Brennpunkt
Digitale Inklusion oder Exklusion?
Marion Loher
Die Digitalisierung und insbesondere virtuelle Sprachassistenten können für Menschen mit kognitiven Beeinträchtigungen eine Chance für gesellschaftliche Inklusion sein.
«Siri, wie spät ist es?», «Alexa, schalte das Radio ein!», «Cortana, wie wird das Wetter heute?» – digitale Sprachassistenten können Menschen mit Beeinträchtigung im Alltag helfen. So müssen sich beispielsweise Personen mit körperlichen Einschränkungen nicht mehr über kleine On-Screen-Buttons ärgern oder können das Licht zu Hause per Sprachbefehl ein- und ausschalten.
Versiert im Umgang
Wie aber sieht das Potenzial dieser virtuellen Sprachassistenten für Menschen mit kognitiven Beeinträchtigungen aus? Zusammen mit einem Studierendenteam haben Experten des Instituts für Informations- und Prozessmanagement IPM-FHS und des Fachbereichs Soziale Arbeit die Chancen von «Voice Assistants» untersucht. Vier Studierende des Masterstudiengangs Wirtschaftsinformatik führten Interviews mit fünf Betroffenen von «mensch-zuerst», der Selbstvertreterorganisation für Menschen mit Lernschwierigkeiten in Rorschach durch.

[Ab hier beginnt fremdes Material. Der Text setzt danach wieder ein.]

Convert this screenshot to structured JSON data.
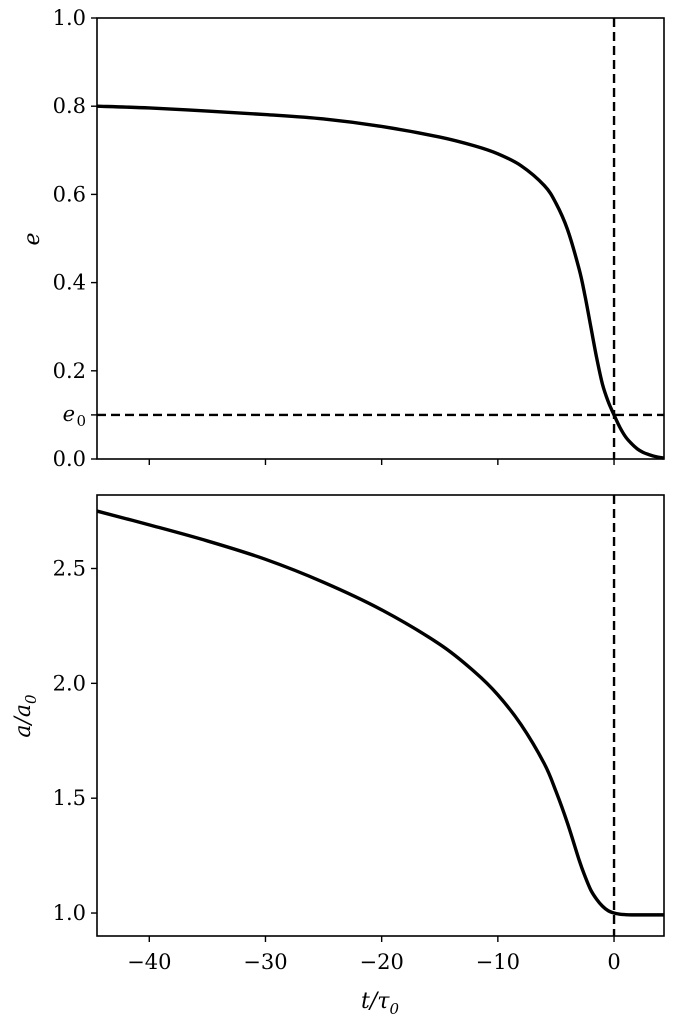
{
  "chart_data": [
    {
      "type": "line",
      "panel": "top",
      "xlabel": "",
      "ylabel": "e",
      "xlim": [
        -44.5,
        4.3
      ],
      "ylim": [
        0.0,
        1.0
      ],
      "yticks": [
        {
          "value": 0.0,
          "label": "0.0"
        },
        {
          "value": 0.2,
          "label": "0.2"
        },
        {
          "value": 0.4,
          "label": "0.4"
        },
        {
          "value": 0.6,
          "label": "0.6"
        },
        {
          "value": 0.8,
          "label": "0.8"
        },
        {
          "value": 1.0,
          "label": "1.0"
        }
      ],
      "extra_ytick": {
        "value": 0.1,
        "label": "e",
        "subscript": "0"
      },
      "xticks_unlabeled": [
        -40,
        -30,
        -20,
        -10,
        0
      ],
      "grid": false,
      "series": [
        {
          "x": [
            -44.5,
            -40,
            -35,
            -30,
            -25,
            -20,
            -15,
            -12,
            -10,
            -8,
            -6,
            -5,
            -4,
            -3,
            -2.5,
            -2,
            -1.5,
            -1,
            -0.5,
            0,
            0.5,
            1,
            1.5,
            2,
            2.5,
            3,
            3.5,
            4.3
          ],
          "y": [
            0.8,
            0.796,
            0.789,
            0.781,
            0.771,
            0.754,
            0.73,
            0.71,
            0.692,
            0.665,
            0.62,
            0.58,
            0.52,
            0.43,
            0.37,
            0.3,
            0.23,
            0.17,
            0.13,
            0.1,
            0.072,
            0.05,
            0.035,
            0.023,
            0.015,
            0.01,
            0.006,
            0.002
          ],
          "color": "#000000",
          "style": "solid"
        }
      ],
      "reference_lines": [
        {
          "orientation": "horizontal",
          "value": 0.1,
          "style": "dashed",
          "color": "#000000"
        },
        {
          "orientation": "vertical",
          "value": 0,
          "style": "dashed",
          "color": "#000000"
        }
      ]
    },
    {
      "type": "line",
      "panel": "bottom",
      "xlabel": "t/τ",
      "xlabel_subscript": "0",
      "ylabel": "a/a",
      "ylabel_subscript": "0",
      "xlim": [
        -44.5,
        4.3
      ],
      "ylim": [
        0.9,
        2.82
      ],
      "yticks": [
        {
          "value": 1.0,
          "label": "1.0"
        },
        {
          "value": 1.5,
          "label": "1.5"
        },
        {
          "value": 2.0,
          "label": "2.0"
        },
        {
          "value": 2.5,
          "label": "2.5"
        }
      ],
      "xticks": [
        {
          "value": -40,
          "label": "−40"
        },
        {
          "value": -30,
          "label": "−30"
        },
        {
          "value": -20,
          "label": "−20"
        },
        {
          "value": -10,
          "label": "−10"
        },
        {
          "value": 0,
          "label": "0"
        }
      ],
      "grid": false,
      "series": [
        {
          "x": [
            -44.5,
            -40,
            -35,
            -30,
            -25,
            -20,
            -15,
            -12,
            -10,
            -8,
            -6,
            -5,
            -4,
            -3,
            -2.5,
            -2,
            -1.5,
            -1,
            -0.5,
            0,
            0.5,
            1,
            1.5,
            2,
            3,
            4.3
          ],
          "y": [
            2.75,
            2.69,
            2.62,
            2.54,
            2.44,
            2.32,
            2.17,
            2.05,
            1.95,
            1.82,
            1.65,
            1.53,
            1.39,
            1.23,
            1.16,
            1.1,
            1.06,
            1.03,
            1.01,
            1.0,
            0.995,
            0.993,
            0.992,
            0.992,
            0.992,
            0.992
          ],
          "color": "#000000",
          "style": "solid"
        }
      ],
      "reference_lines": [
        {
          "orientation": "vertical",
          "value": 0,
          "style": "dashed",
          "color": "#000000"
        }
      ]
    }
  ]
}
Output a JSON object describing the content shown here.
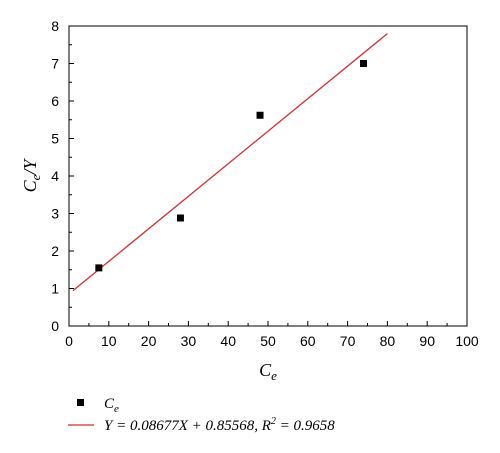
{
  "chart_data": {
    "type": "scatter",
    "x_ticks": [
      "0",
      "10",
      "20",
      "30",
      "40",
      "50",
      "60",
      "70",
      "80",
      "90",
      "100"
    ],
    "y_ticks": [
      "0",
      "1",
      "2",
      "3",
      "4",
      "5",
      "6",
      "7",
      "8"
    ],
    "xlim": [
      0,
      100
    ],
    "ylim": [
      0,
      8
    ],
    "xlabel_main": "C",
    "xlabel_sub": "e",
    "ylabel_main": "C",
    "ylabel_sub": "e",
    "ylabel_suffix": "/Y",
    "grid": false,
    "legend_position": "bottom",
    "series": [
      {
        "name": "Ce",
        "marker": "square",
        "color": "#000000",
        "x": [
          7.5,
          28,
          48,
          74
        ],
        "y": [
          1.55,
          2.88,
          5.62,
          7.0
        ]
      }
    ],
    "fit_line": {
      "color": "#d32f2f",
      "slope": 0.08677,
      "intercept": 0.85568,
      "x_start": 1,
      "x_end": 80
    },
    "legend": {
      "marker_main": "C",
      "marker_sub": "e",
      "line_text_1": "Y = 0.08677X + 0.85568, R",
      "line_sup": "2",
      "line_text_2": " = 0.9658"
    }
  }
}
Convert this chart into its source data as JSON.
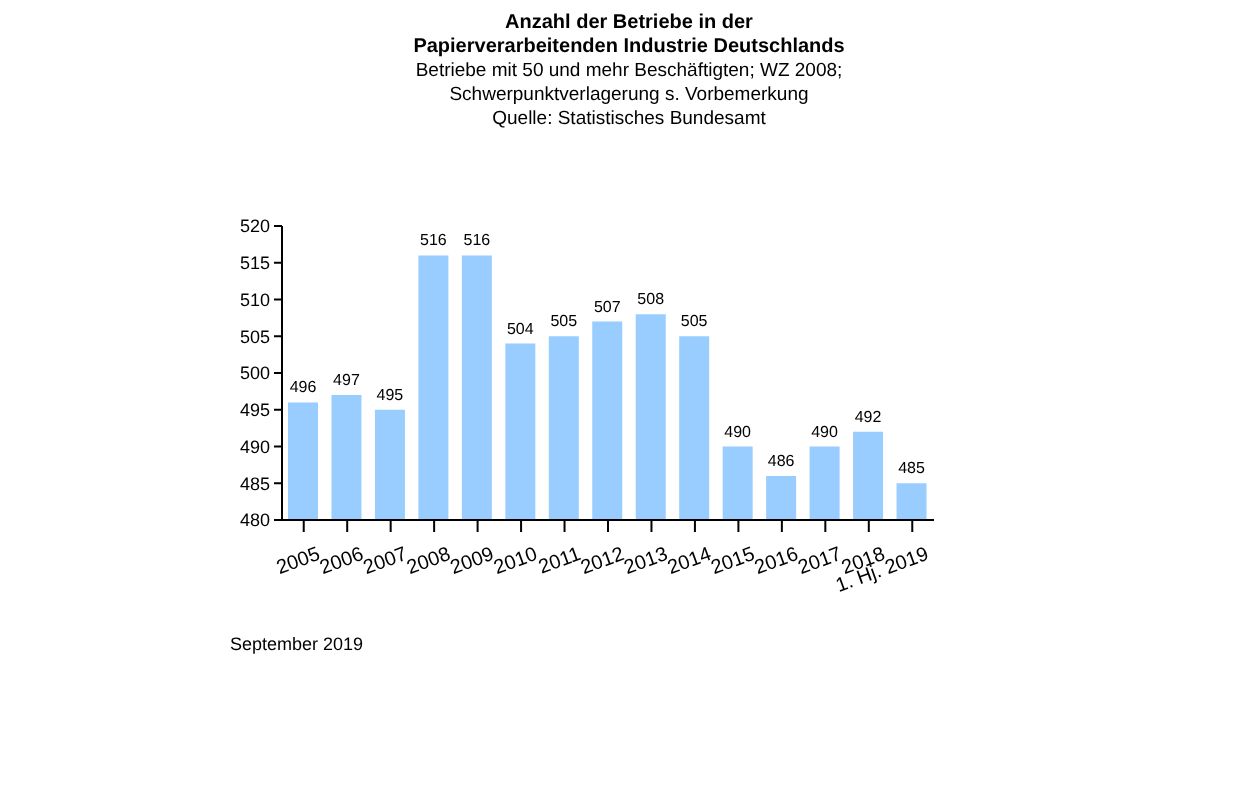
{
  "chart_data": {
    "type": "bar",
    "title": "Anzahl der Betriebe in der\nPapierverarbeitenden Industrie Deutschlands",
    "subtitle": "Betriebe mit 50 und mehr Beschäftigten;  WZ 2008;\nSchwerpunktverlagerung  s. Vorbemerkung",
    "annotations": [
      "Quelle:  Statistisches Bundesamt",
      "September 2019"
    ],
    "categories": [
      "2005",
      "2006",
      "2007",
      "2008",
      "2009",
      "2010",
      "2011",
      "2012",
      "2013",
      "2014",
      "2015",
      "2016",
      "2017",
      "2018",
      "1. Hj. 2019"
    ],
    "values": [
      496,
      497,
      495,
      516,
      516,
      504,
      505,
      507,
      508,
      505,
      490,
      486,
      490,
      492,
      485
    ],
    "color": "#99ccff",
    "ylim": [
      480,
      520
    ],
    "yticks": [
      480,
      485,
      490,
      495,
      500,
      505,
      510,
      515,
      520
    ],
    "data_labels": true,
    "grid": false,
    "legend": false
  }
}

«Alle Befragten besitzen ein Smartphone und bezeichneten sich selbst als ‹versiert im Umgang mit dem mobilen Gerät›», sagt Matthias Baldauf, Studienleiter und Dozent für Wirtschaftsinformatik. «Zwei von fünf kannten aber den sprachbasierten Assistenten auf ihrem Smartphone nicht.» Nach einer Demonstration von Siri seien alle Studienteilnehmenden von deren Fähigkeiten begeistert gewesen
Eine Erkenntnis der Untersuchung ist: «Die Betroffenen sehen die digitalen Sprachassistenten als grosse Chance für eine verstärkte gesellschaftliche Teilhabe», so Baldauf. «Da die mündliche Ausdrucksfähigkeit bei Menschen mit kognitiven Beeinträchtigungen meistens besser entwickelt ist als die schriftliche, versprechen sie sich durch den ‹Vocal Assistant› eine verbesserte Kommunikation mit anderen Personen.» Der Assistent soll undeutliche Aussagen der oder des Sprechenden korrigieren respektive übersetzen. Dies allerdings stellt die Technologie vor grosse Herausforderungen. «Menschen mit Beeinträchtigung sind sich wenig gewohnt, Hochdeutsch zu sprechen», sagt der Studienleiter. «Mit Dialekten und unklaren Äusserungen tun sich die heute verfügbaren Sprachassistenten der grossen Anbieter aber noch schwer.» Abhilfe könnten hier regionale Start-ups schaffen, die Spracherkennung für Schweizerdeutsch anbieten oder an personalisierter Spracherkennung arbeiten, die auf Eigenheiten des Sprechenden trainiert ist.
Partizipativ entwickeln
Ein Problem für Menschen mit einer kognitiven Beeinträchtigung ist, bei der rasanten technologischen Entwicklung auf dem Laufenden zu bleiben. «Einerseits wird das eigenständige Informieren durch viele nicht barrierefreie Websites erschwert, andererseits sind technikbezogene Schulungen für diese Gruppe rar», sagt Mathias Baldauf. Austausch und Wissensvermittlung in technischen Belangen scheinen deshalb dringend nötig. «Peer-to-Peer-Modelle können hier vielversprechend sein.» Dabei schulen sich die Mitglieder der Gruppe gegenseitig. Gleichzeitig sollten die Betroffenen in die Entwicklung und Optimierung digitaler Hilfsmittel miteinbezogen werden. Die Studie mit Betroffenen von «mensch-zuerst» war für das IPM-FHS der erste Schritt in diese Richtung. «Im Rahmen von ‹Participatory-Design›-Workshops planen wir mit der Zielgruppe eine kooperative Gestaltung und Entwicklung sprachbasierter Dienste», verrät Matthias Baldauf.